I couldn't find anything on SO on this. What I'm trying to do is generate 4 new columns on my existing dataframe, by applying a separate function with 4 specific columns as inputs and return 4 output columns that are not the 4 initial columns. However, the function requires me to slice the dataframe by conditions before usage. I have been using for loops and appending, but it is extremely slow. I was hoping that there was a way to do a MapReduce-esque operation, where it would take my DataFrame, do a groupby and apply a function I separately wrote.
The function has multiple outputs, so just imagine a function like this:
def func(a,b,c,d):
return f(a),g(b),h(c),i(d)
where f,g,h,i are different functions performed on the inputs.
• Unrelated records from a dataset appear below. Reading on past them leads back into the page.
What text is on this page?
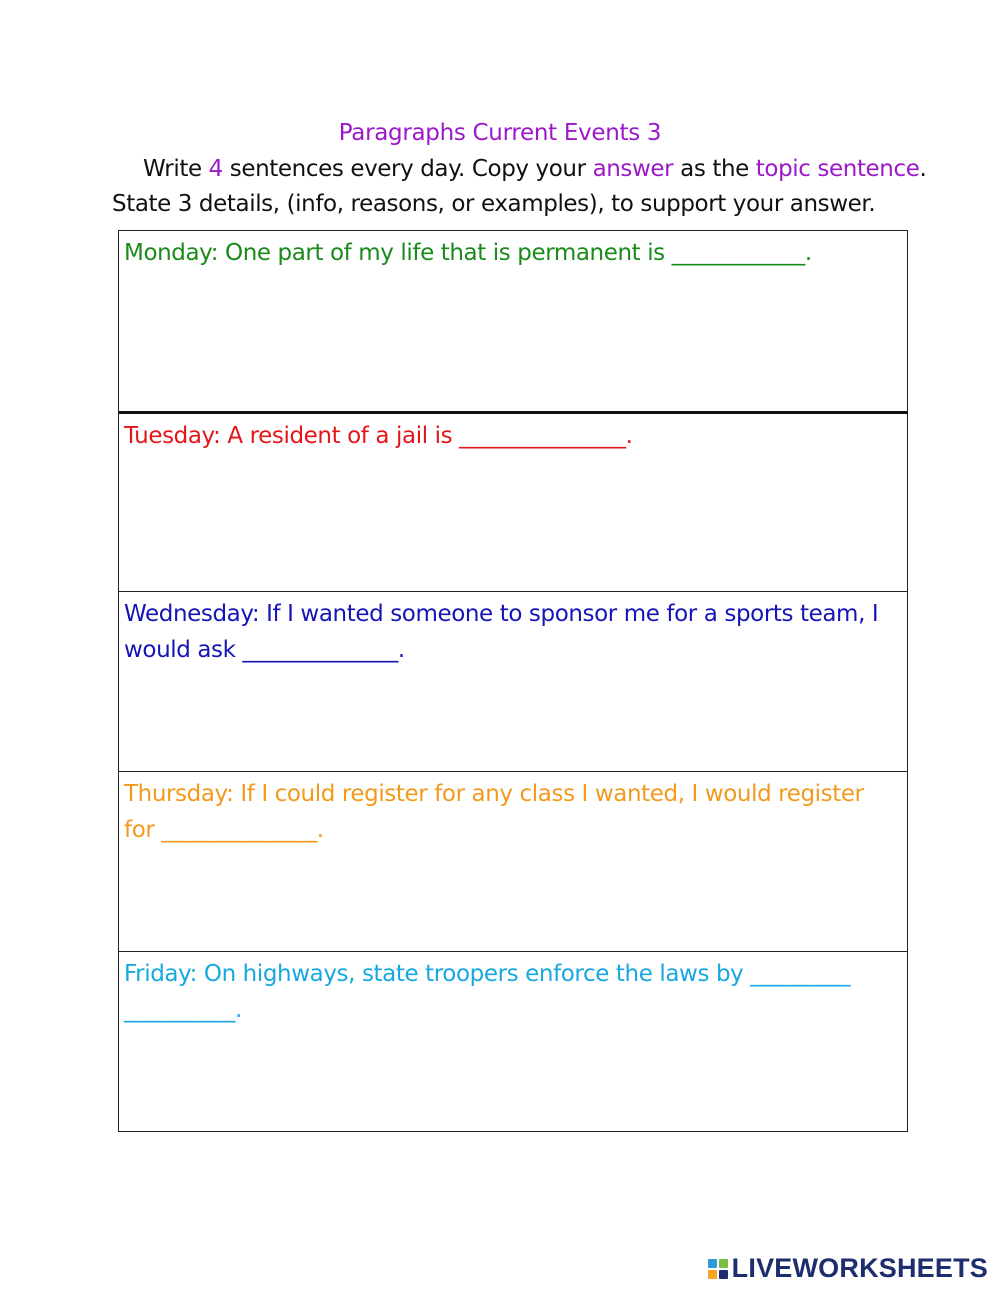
Paragraphs Current Events 3
Write 4 sentences every day. Copy your answer as the topic sentence.
State 3 details, (info, reasons, or examples), to support your answer.

Monday: One part of my life that is permanent is ____________.

Tuesday: A resident of a jail is _______________.

Wednesday: If I wanted someone to sponsor me for a sports team, I would ask ______________.

Thursday: If I could register for any class I wanted, I would register for ______________.

Friday: On highways, state troopers enforce the laws by _________ __________.

LIVEWORKSHEETS
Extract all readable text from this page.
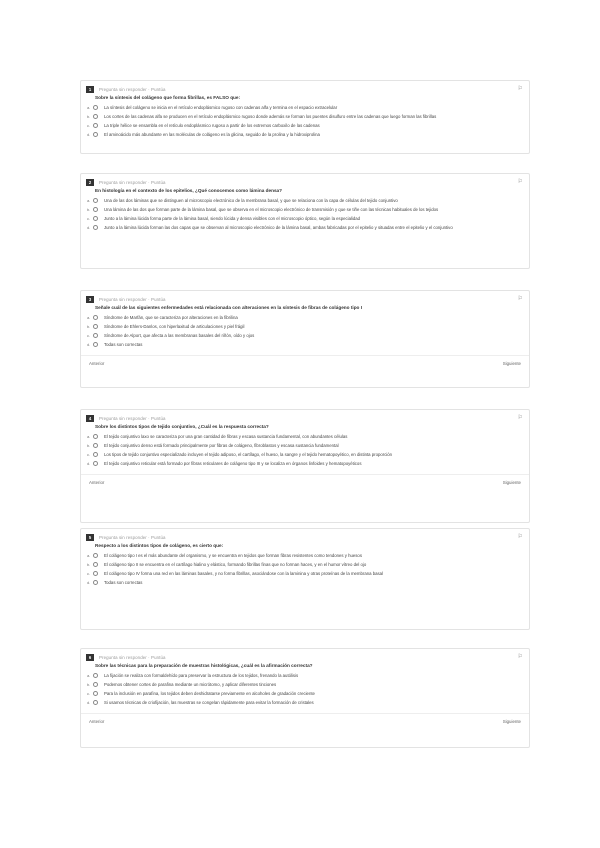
1	Pregunta sin responder · Puntúa	⚐
Sobre la síntesis del colágeno que forma fibrillas, es FALSO que:
a.	La síntesis del colágeno se inicia en el retículo endoplásmico rugoso con cadenas alfa y termina en el espacio extracelular
b.	Los cortes de las cadenas alfa se producen en el retículo endoplásmico rugoso donde además se forman los puentes disulfuro entre las cadenas que luego forman las fibrillas
c.	La triple hélice se ensambla en el retículo endoplásmico rugoso a partir de los extremos carboxilo de las cadenas
d.	El aminoácido más abundante en las moléculas de colágeno es la glicina, seguido de la prolina y la hidroxiprolina
2	Pregunta sin responder · Puntúa	⚐
En histología en el contexto de los epitelios, ¿Qué conocemos como lámina densa?
a.	Una de las dos láminas que se distinguen al microscopio electrónico de la membrana basal, y que se relaciona con la capa de células del tejido conjuntivo
b.	Una lámina de las dos que forman parte de la lámina basal, que se observa en el microscopio electrónico de transmisión y que se tiñe con las técnicas habituales de los tejidos
c.	Junto a la lámina lúcida forma parte de la lámina basal, siendo lúcida y densa visibles con el microscopio óptico, según la especialidad
d.	Junto a la lámina lúcida forman las dos capas que se observan al microscopio electrónico de la lámina basal, ambas fabricadas por el epitelio y situadas entre el epitelio y el conjuntivo
3	Pregunta sin responder · Puntúa	⚐
Señale cuál de las siguientes enfermedades está relacionada con alteraciones en la síntesis de fibras de colágeno tipo I
a.	Síndrome de Marfán, que se caracteriza por alteraciones en la fibrilina
b.	Síndrome de Ehlers-Danlos, con hiperlaxitud de articulaciones y piel frágil
c.	Síndrome de Alport, que afecta a las membranas basales del riñón, oído y ojos
d.	Todas son correctas
Anterior	Siguiente
4	Pregunta sin responder · Puntúa	⚐
Sobre los distintos tipos de tejido conjuntivo, ¿Cuál es la respuesta correcta?
a.	El tejido conjuntivo laxo se caracteriza por una gran cantidad de fibras y escasa sustancia fundamental, con abundantes células
b.	El tejido conjuntivo denso está formado principalmente por fibras de colágeno, fibroblastos y escasa sustancia fundamental
c.	Los tipos de tejido conjuntivo especializado incluyen el tejido adiposo, el cartílago, el hueso, la sangre y el tejido hematopoyético, en distinta proporción
d.	El tejido conjuntivo reticular está formado por fibras reticulares de colágeno tipo III y se localiza en órganos linfoides y hematopoyéticos
Anterior	Siguiente
5	Pregunta sin responder · Puntúa	⚐
Respecto a los distintos tipos de colágeno, es cierto que:
a.	El colágeno tipo I es el más abundante del organismo, y se encuentra en tejidos que forman fibras resistentes como tendones y huesos
b.	El colágeno tipo II se encuentra en el cartílago hialino y elástico, formando fibrillas finas que no forman haces, y en el humor vítreo del ojo
c.	El colágeno tipo IV forma una red en las láminas basales, y no forma fibrillas, asociándose con la laminina y otras proteínas de la membrana basal
d.	Todas son correctas
6	Pregunta sin responder · Puntúa	⚐
Sobre las técnicas para la preparación de muestras histológicas, ¿cuál es la afirmación correcta?
a.	La fijación se realiza con formaldehído para preservar la estructura de los tejidos, frenando la autólisis
b.	Podemos obtener cortes de parafina mediante un micrótomo, y aplicar diferentes tinciones
c.	Para la inclusión en parafina, los tejidos deben deshidratarse previamente en alcoholes de gradación creciente
d.	Si usamos técnicas de criofijación, las muestras se congelan rápidamente para evitar la formación de cristales
Anterior	Siguiente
I am trying to do something like:
import pandas as pd
df = pd.DataFrame({'a': range(10),
'b': range(10),
'c': range(10),
'd':range(10},
'e': [0,0,0,0,0,1,1,1,1,1])
df.groupby('e').apply(lambda df['x1'],df['x2'],df['x3'],df['x4'] =
func(df['a'],df['b'],df['c'],df['d']))
Wondering if this is possible. If there are other functions out there in the library/ more efficient ways to go about this, please do advise. Thanks.
EDIT: Here's a sample output
a b c d e f g h i
--------------------------
0 0 0 0 0 f1 g1 h1 i1
1 1 1 1 1 f2 g2 h2 i2
... and so on
The reason why I'd like this orientation of operations is due to the function's operations being reliant on structures within the data (hence the groupby) before performing the function. Previously, I obtained the unique values and iterated over them while slicing the dataframe up, before appending it to a new dataframe. Runs in quadratic time.